In yesterday’s daf, the Mishna (Shabbat 22:1, 143b) stated that ‘we may not squeeze (סוחטין) fruits [on Shabbat] to extract liquid from them’ because, as Rashi explains, סחיטה (squeezing) [certain] fruits on Shabbat falls under the forbidden Shabbat melacha of דש (threshing).
Today’s daf (Shabbat 144a-b) continues the discussion of סחיטה (squeezing), but with a particular emphasis on the transformations that occur to such liquids when squeezed with a particular intention.

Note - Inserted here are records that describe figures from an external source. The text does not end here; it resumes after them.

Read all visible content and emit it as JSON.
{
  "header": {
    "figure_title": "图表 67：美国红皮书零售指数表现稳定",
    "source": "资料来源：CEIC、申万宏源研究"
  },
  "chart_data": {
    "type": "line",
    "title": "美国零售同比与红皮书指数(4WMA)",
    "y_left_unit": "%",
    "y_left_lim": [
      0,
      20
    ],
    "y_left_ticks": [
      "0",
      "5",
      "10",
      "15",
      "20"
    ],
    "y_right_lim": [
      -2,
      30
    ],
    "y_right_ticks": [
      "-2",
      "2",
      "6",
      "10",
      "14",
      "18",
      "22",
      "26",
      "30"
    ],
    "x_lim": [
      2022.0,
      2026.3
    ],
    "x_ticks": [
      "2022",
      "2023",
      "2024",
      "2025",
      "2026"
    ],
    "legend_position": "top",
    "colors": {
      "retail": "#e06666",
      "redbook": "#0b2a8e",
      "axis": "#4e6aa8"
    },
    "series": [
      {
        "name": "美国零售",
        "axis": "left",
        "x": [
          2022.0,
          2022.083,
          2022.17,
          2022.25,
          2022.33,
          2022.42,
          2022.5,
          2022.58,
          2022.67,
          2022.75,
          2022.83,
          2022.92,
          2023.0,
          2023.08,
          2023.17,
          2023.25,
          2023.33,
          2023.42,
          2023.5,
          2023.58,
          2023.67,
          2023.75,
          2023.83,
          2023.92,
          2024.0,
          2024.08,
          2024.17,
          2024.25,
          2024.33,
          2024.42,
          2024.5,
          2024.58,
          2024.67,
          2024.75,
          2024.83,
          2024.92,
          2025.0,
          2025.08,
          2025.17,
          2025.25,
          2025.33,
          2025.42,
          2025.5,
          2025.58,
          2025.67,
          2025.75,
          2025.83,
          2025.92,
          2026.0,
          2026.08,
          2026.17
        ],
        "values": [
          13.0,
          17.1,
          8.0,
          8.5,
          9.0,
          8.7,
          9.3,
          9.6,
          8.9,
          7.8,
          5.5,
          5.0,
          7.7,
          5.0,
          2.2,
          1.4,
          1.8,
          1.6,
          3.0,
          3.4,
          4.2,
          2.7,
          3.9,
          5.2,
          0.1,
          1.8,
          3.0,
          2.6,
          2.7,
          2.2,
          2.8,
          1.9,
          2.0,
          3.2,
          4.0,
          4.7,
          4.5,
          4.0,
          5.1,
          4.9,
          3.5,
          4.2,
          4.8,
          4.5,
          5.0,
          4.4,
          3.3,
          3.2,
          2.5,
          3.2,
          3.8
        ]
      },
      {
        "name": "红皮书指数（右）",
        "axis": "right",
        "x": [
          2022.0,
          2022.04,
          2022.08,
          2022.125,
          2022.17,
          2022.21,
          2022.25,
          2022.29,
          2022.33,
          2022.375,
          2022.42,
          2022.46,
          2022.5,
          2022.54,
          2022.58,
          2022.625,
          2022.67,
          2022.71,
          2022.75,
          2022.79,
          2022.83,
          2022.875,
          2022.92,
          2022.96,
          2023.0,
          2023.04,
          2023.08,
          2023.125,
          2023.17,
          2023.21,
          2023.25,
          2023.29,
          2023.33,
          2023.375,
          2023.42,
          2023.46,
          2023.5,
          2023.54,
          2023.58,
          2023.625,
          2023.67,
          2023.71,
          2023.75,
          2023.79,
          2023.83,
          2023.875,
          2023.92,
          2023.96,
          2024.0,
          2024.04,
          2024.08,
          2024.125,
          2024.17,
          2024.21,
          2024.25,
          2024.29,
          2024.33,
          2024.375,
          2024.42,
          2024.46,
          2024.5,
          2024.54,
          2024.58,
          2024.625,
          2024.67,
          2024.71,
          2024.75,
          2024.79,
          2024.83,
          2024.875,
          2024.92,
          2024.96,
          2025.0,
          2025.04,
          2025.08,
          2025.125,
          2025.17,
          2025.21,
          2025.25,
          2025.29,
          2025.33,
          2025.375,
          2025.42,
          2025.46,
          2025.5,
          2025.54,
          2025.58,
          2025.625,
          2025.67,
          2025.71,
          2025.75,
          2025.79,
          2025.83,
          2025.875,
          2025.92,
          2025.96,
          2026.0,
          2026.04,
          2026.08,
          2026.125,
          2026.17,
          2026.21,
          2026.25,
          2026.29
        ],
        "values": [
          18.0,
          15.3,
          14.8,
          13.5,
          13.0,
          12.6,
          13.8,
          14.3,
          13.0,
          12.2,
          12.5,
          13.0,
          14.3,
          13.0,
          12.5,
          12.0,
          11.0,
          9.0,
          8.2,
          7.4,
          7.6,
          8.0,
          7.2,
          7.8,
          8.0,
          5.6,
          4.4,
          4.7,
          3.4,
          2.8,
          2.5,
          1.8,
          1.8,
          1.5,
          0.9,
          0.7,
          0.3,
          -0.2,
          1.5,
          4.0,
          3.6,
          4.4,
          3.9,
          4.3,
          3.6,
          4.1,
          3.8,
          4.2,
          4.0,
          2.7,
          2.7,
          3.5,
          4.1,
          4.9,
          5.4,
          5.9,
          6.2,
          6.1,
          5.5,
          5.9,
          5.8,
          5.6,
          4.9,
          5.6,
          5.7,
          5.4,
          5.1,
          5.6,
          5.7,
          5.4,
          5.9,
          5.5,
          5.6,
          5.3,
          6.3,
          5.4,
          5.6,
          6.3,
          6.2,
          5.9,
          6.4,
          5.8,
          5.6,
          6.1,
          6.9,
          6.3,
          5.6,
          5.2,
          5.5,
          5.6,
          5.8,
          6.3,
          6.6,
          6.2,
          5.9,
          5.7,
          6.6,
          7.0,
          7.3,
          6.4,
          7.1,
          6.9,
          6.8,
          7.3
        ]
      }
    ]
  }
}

For example, we are told that while the juice in a fruit has the status of ‘juice of a fruit’, when such fruit is squeezed and collected for the sake of drinking it as a beverage, it ‘adopts’ a new status of being a משקה – meaning ‘a beverage’ – with an independent status that is no longer directly connected to the fruit from which it came (nb. this is why the bracha recited on fruit juice is the more generic ‘Shehakol’ and not ‘HaEtz’ which is said when consuming fruit from a tree).
With this in mind, and while also bearing in mind that the prohibition of סחיטה (squeezing) only applies to drink and not food, the Gemara then states:
‘Rav Yehuda said in the name of Shmuel: “A person may squeeze a cluster of grapes into a pot [of food on Shabbat] but not into an [empty] bowl”’.
As Rashi explains, when the grape juice is mixed with foods, it ‘adopts’ the status of food and is therefore permitted, while if the grapes are squeezed into an empty bowl, then the juice retains its liquid status and such squeezing is therefore forbidden.
What we learn from here is that the juice of a fruit can change its status based on the intentionality of the person squeezing the fruit, and specifically, based on ‘what’ is done with the juice (e.g. drank as a beverage) and ‘where’ it is squeezed into (i.e. squeezed into a pot of food).
In a similar vein, while – as Rabbi Yisrael Salanter once put it – “It is easier to learn the entire Talmud than to change one character trait”, the possibility of changing and improving ourselves always exists, but this is generally only possible when we are prepared to reconsider ‘what’ we do (i.e. our actions), and ‘where’ we do it (i.e. the physical and spiritual atmosphere that surrounds us).